Fifth Third Targets 19% ROTCE Following Comerica Merger
The combined entity expects to reach an efficiency ratio in the low-to-mid 50s by 2027 following a $10.9 billion acquisition [16][19].
Fifth Third Bancorp (FITB), a regional banking leader, is pivoting toward a larger scale following the approved merger with Comerica. The transaction, approved by shareholders in January 2026, is expected to close in the first quarter of 2026. The combined entity will become the ninth largest U.S. bank by assets, with a total asset base of approximately $290 billion.
The acquisition was valued at $10.9 billion in an all-stock transaction. Under the terms of the deal, Comerica stockholders will receive a fixed exchange ratio of 1.8663 Fifth Third shares for each share of Comerica.
Management is leveraging the merger to drive significant operational leverage. The bank expects to generate $850 million in pre-tax expense synergies, which represents 35% of Comerica's projected noninterest expense base.
These cost reductions are central to the bank's pro forma projections for 2027. Fifth Third targets an efficiency ratio in the low-to-mid 50s, representing an improvement of more than 200 bps compared to 2025 last-twelve-month pro forma levels.

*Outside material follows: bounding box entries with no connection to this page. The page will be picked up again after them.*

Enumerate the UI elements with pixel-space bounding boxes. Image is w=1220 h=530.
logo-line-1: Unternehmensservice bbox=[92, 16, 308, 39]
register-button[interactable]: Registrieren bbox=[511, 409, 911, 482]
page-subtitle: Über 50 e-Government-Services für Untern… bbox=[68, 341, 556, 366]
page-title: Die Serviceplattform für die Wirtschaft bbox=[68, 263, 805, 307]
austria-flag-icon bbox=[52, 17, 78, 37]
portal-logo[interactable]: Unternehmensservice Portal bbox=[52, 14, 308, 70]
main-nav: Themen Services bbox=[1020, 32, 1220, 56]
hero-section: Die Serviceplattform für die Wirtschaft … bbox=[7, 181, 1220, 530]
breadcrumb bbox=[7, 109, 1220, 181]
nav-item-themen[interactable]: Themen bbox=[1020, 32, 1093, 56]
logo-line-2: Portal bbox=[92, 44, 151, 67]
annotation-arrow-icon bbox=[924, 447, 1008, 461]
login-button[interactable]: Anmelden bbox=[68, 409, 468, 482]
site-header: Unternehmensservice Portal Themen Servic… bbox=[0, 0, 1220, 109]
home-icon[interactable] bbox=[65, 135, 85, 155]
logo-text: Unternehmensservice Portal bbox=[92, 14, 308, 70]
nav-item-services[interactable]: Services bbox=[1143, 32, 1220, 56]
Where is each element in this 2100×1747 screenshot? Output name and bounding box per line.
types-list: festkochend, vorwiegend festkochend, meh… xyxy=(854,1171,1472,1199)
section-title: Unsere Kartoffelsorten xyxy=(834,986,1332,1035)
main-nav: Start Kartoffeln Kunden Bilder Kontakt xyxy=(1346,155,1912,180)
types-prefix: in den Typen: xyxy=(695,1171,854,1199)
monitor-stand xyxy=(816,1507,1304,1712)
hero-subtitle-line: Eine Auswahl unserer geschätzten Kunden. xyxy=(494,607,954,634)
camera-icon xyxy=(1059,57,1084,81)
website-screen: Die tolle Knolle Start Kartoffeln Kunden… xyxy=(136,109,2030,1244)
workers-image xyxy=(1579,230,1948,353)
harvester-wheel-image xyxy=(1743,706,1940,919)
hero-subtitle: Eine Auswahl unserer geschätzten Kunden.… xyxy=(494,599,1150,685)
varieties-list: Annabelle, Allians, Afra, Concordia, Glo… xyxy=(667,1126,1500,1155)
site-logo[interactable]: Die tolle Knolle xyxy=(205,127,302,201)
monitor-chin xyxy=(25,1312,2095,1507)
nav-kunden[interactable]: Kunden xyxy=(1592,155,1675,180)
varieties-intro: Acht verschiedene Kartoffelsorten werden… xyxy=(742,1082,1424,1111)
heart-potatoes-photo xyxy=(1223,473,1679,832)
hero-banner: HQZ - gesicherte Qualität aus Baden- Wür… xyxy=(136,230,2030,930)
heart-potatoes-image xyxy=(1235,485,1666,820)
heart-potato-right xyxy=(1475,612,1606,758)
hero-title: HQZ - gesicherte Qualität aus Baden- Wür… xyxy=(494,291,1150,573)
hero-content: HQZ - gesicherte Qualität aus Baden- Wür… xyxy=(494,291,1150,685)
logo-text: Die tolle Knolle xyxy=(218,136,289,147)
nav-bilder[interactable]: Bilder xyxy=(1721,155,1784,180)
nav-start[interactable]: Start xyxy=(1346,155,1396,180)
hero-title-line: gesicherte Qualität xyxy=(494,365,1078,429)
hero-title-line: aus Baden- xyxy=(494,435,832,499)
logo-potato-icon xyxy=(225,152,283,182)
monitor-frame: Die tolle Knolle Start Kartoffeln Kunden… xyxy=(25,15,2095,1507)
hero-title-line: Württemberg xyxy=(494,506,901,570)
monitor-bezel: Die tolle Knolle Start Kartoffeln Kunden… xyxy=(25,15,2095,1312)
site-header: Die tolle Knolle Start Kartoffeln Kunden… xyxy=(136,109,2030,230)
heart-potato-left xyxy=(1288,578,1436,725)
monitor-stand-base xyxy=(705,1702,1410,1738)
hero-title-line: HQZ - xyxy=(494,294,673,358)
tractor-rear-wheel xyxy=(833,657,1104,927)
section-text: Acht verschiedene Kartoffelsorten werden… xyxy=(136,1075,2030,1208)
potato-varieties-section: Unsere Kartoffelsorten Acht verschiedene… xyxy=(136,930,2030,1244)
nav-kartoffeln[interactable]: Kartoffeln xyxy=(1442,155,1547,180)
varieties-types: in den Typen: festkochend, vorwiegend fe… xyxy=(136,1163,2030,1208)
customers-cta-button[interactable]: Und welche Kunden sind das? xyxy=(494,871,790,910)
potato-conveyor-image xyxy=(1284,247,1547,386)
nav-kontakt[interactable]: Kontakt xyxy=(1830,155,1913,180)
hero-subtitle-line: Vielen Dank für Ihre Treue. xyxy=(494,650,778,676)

Profitability metrics are expected to climb in tandem with the efficiency gains. The bank projects a return on tangible common equity (ROTCE) of 19% or higher by 2027, a move that would mark a 200+ bps improvement over 2025 levels.
In a separate corporate move, Fifth Third announced it will transfer its common stock listing from Nasdaq to the New York Stock Exchange, effective June 12, 2026.